-14- / 2
Kendinde değil gibiydi. Esasında uzun uzun düşünmüştü her şeyi, anlık bir karar olduğu söylenemezdi. Başına gelenleri, ne yapması gerektiğini çok düşünmüştü. Gecelerce otelin barında içerken Alara'nın geri dönmesini beklemişti. Belki pişman olup geri döner, bir şans daha verir ya da en azından açıklamasını dinler... Bilmiyordu, belki de saçmaydı tüm bu düşündükleri ama birini severken saçmalamaktan daha doğal ne olabilirdi ki? Kalbi hızla atarken kim kendi gibi normal davranabiliyordu ki? Hep bir heyecan, hep bir 'Asla yapmam!' dediği şeyi yapma hâli... Aşk buydu işte.
Acısıysa... Daha derindi. İnsanı hiç olmadığı hâline getiriyordu yine. Daha aksi, daha lânet, daha umursamaz ve daha gözü kara. Her şeyini riske atabilecek durumdaydı.
Kapıyı çalarken babasının karşısında dimdik durabilmek için, cesaretini toparlayabilmek için devirdiği içkileri düşündü ve bir an midesi bulandı. Kapıya tutundu. Başı hafiften dönüyor gibiydi. Normalde alkole direnç kazanmış bir bünyesi vardı, ama bu defa nedense midesinde filler halay çekiyor gibiydi.
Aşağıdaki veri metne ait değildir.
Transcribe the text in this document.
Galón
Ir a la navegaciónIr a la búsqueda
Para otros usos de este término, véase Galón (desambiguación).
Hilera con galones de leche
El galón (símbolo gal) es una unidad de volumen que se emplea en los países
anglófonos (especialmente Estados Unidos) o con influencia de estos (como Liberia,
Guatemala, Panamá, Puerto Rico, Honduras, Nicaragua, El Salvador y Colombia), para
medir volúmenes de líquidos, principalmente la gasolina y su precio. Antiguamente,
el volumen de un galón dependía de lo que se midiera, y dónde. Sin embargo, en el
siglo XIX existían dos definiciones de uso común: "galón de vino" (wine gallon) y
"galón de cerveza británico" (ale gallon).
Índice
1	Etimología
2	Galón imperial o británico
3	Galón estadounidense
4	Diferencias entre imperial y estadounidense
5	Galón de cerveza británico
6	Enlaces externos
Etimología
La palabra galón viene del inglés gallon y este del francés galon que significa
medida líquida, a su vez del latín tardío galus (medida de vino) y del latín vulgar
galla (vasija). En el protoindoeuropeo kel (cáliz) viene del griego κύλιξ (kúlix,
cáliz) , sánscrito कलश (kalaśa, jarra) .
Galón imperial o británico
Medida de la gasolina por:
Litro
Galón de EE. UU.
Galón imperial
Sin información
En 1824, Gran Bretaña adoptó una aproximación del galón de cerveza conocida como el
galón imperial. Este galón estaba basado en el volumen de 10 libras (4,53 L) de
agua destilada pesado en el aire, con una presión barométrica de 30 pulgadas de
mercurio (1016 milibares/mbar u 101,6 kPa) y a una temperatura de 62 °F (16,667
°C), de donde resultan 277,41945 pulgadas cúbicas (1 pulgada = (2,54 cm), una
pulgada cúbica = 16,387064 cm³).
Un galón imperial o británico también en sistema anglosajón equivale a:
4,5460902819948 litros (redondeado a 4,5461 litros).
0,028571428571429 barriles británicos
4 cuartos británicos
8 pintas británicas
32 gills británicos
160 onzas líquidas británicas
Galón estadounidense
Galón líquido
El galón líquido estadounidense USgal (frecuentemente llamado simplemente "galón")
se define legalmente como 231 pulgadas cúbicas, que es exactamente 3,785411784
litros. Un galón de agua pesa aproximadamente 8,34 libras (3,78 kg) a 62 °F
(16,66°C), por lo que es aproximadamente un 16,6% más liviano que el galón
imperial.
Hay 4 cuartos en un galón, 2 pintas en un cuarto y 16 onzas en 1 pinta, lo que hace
Her şeyi söylediğinde babasının tepkisini ve öfkesinin boyutunu tahmin edebiliyordu. Yardımcılardan biri kapıyı açtığında hızla içeri girdi ve tüm bunları göze alarak salona yürüdü. Her zamanki koltuğunda tüm azametiyle oturan yaşlı adam başını çevirip kendisine baktığında eğer ayık kafayla karşısında olsaydı muhtemelen korkudan tir tir titrerdi. Orhan Aksoy'un ve sert bakışlarının insanlar üzerinde böyle bir etkisi vardı. Ancak şuan içi öyle huzur doluydu ki... Alara'ya hak ettiği cezayı veriyormuş gibi hissediyordu. Biliyordu, evlendiğini duysa da umurunda olmayacaktı ama onun yüzünden kendini ateşe attığını, onu eski şımarık bir playboy olan Burç Aksoy'a dönüştürdüğünü içten içe bilecekti. Onun cezalandırma yöntemi de buydu. Babası tüm küfürlerini sıralamaya hazırlanırken "Baba ben eve geri döndüm. Her şeyi anlatacağım." dedi kesin ve net bir dille.
"Ulan neyi açıklayacaksın? Bizi rezil ettin, ele güne karşı-"
"Birini sevdiğim doğruydu, ama onunla evlendiğim yalan. Onunla ayrıldık... Ne olur bu konu hakkında hiçbir soru sorma, konuşmayalım. Sana istediğin cevabı vermeye geldim."
Oğlunun ciddi yüz ifadesini şaşkınlıkla karşıladı Orhan Bey. Normalde oğlunun şuan ayaklarına kapanması 'Kurban olayım vurma baba!' falan demesi, yalvarıp yakarması gerekmez miydi? Hayta oğlunun tam tersi karakterinde bir klon mu getirilmişti eve? Genç adamın ne kadar üzgün ve kırgın olduğunun farkındaydı ve "Nedir o?" diye sordu temkinli bir yüz ifadesiyle. Bu işin altından ne çıkacaktı, merak ediyordu doğrusu.
Dik duruşundan hiçbir ödün vermeksizin sözlerine devam etti. "Eğer iznin olursa... Yarım bıraktığım işi tamamlamaya geldim. O kızla veya istediğin herhangi biriyle, hiç fark etmez. Kiminle istiyorsan evleneceğim." Artık kiminle evlendiğinin ne önemi vardı ki? Bitmiş bir adamdı artık o, tükenmiş biriydi. Hiç evlenmese, boş hayatını yaşamaya devam etse de birdi onun için.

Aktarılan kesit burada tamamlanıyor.